Moulay l- 'Arabî ad-Darqawî (/1760-1823)

Quelques passages des lettres de Moulay l- 'Arabî ad-Darqawî.

254e lettre : « Soyez témoins, mes frères, que j 'ai finalement accepté la parole suivante de l'éminent Maître Abû l- 'Abbâs Sîdî Ahmad Zarrûq ai-Fâsî : « Pas de Shaykh après cette barbe », après l'avoir repoussée et prise en aversion pendant plus de 50 ans. Je n'aimais pas l'entendre, mais j'ai fini par comprendre son véritable sens - louange et grâce à Dieu ! Elle signifie – et Dieu est plus savant- que lorsqu'il vit se multiplier les gens à prétentions spirituelles et les vit se déclarer Shaykh, sans que personne parmi eux ne sache ce qu'est le degré du Shaykh ni même celui du disciple, son coeur se serra, ses idées se crispèrent, et c'est alors qu'il eut ce mot . .»
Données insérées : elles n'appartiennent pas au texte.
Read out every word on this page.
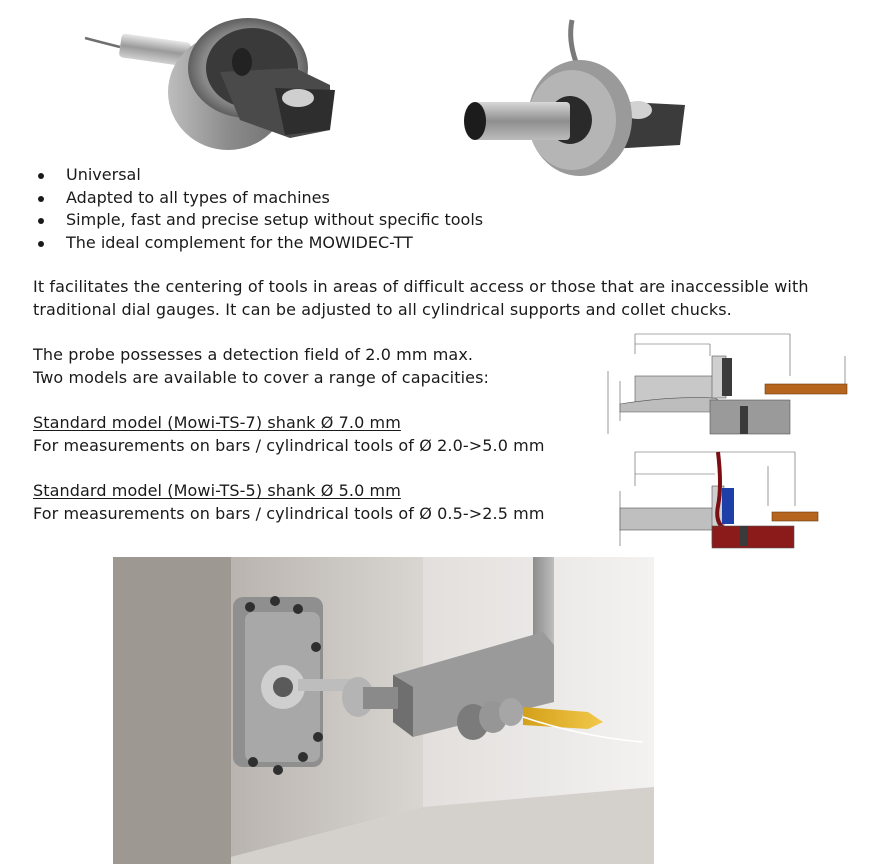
Universal
Adapted to all types of machines
Simple, fast and precise setup without specific tools
The ideal complement for the MOWIDEC-TT
It facilitates the centering of tools in areas of difficult access or those that are inaccessible with
traditional dial gauges. It can be adjusted to all cylindrical supports and collet chucks.
The probe possesses a detection field of 2.0 mm max.
Two models are available to cover a range of capacities:
Standard model (Mowi-TS-7) shank Ø 7.0 mm
For measurements on bars / cylindrical tools of Ø 2.0->5.0 mm
Standard model (Mowi-TS-5) shank Ø 5.0 mm
For measurements on bars / cylindrical tools of Ø 0.5->2.5 mm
255e lettre : « Si vous m'écoutez et me suivez, je ne laisserai dans votre esprit ni nausée ni confusion ni étourdissement ; vous serez vos propres Shaykhs et les Shaykhs des autres, et aucun de vos contemporains ne vous sera nécessaire. Chaque fois que vous aurez besoin de quelque chose, c’est en vous que vous le trouverez: Dieu est garant de nos dires.»

262e lettre : « Et si cela ne s'opposait aux paroles des Maîtres de la Voie, qui ont dit des choses telles que: "Celui qui n'a pas de Shaykh, c' est Satan son Shaykh"; "Celui qui n'a pas de Shaykh n'a pas de direction (qibla)"; "Celui qui n'a pas de Maître ne vaut rien. Supprimer les moyens intermédiaires conduit à la perdition, mais leur attribuer le résultat est une aberration", nous dirions que la prière dispense du Shaykh. Il en va de même pour la lecture du Coran, la répétition de "Pas de divinité si ce n'est Dieu" et la prière sur l' Envoyé. Tout cela nous dispense du Shaykh, surtout si nous évitons ce qui ne nous regarde pas, ce qui est pour nous sans intérêt, et que nous comptons sur notre Seigneur et non sur nos actes ... »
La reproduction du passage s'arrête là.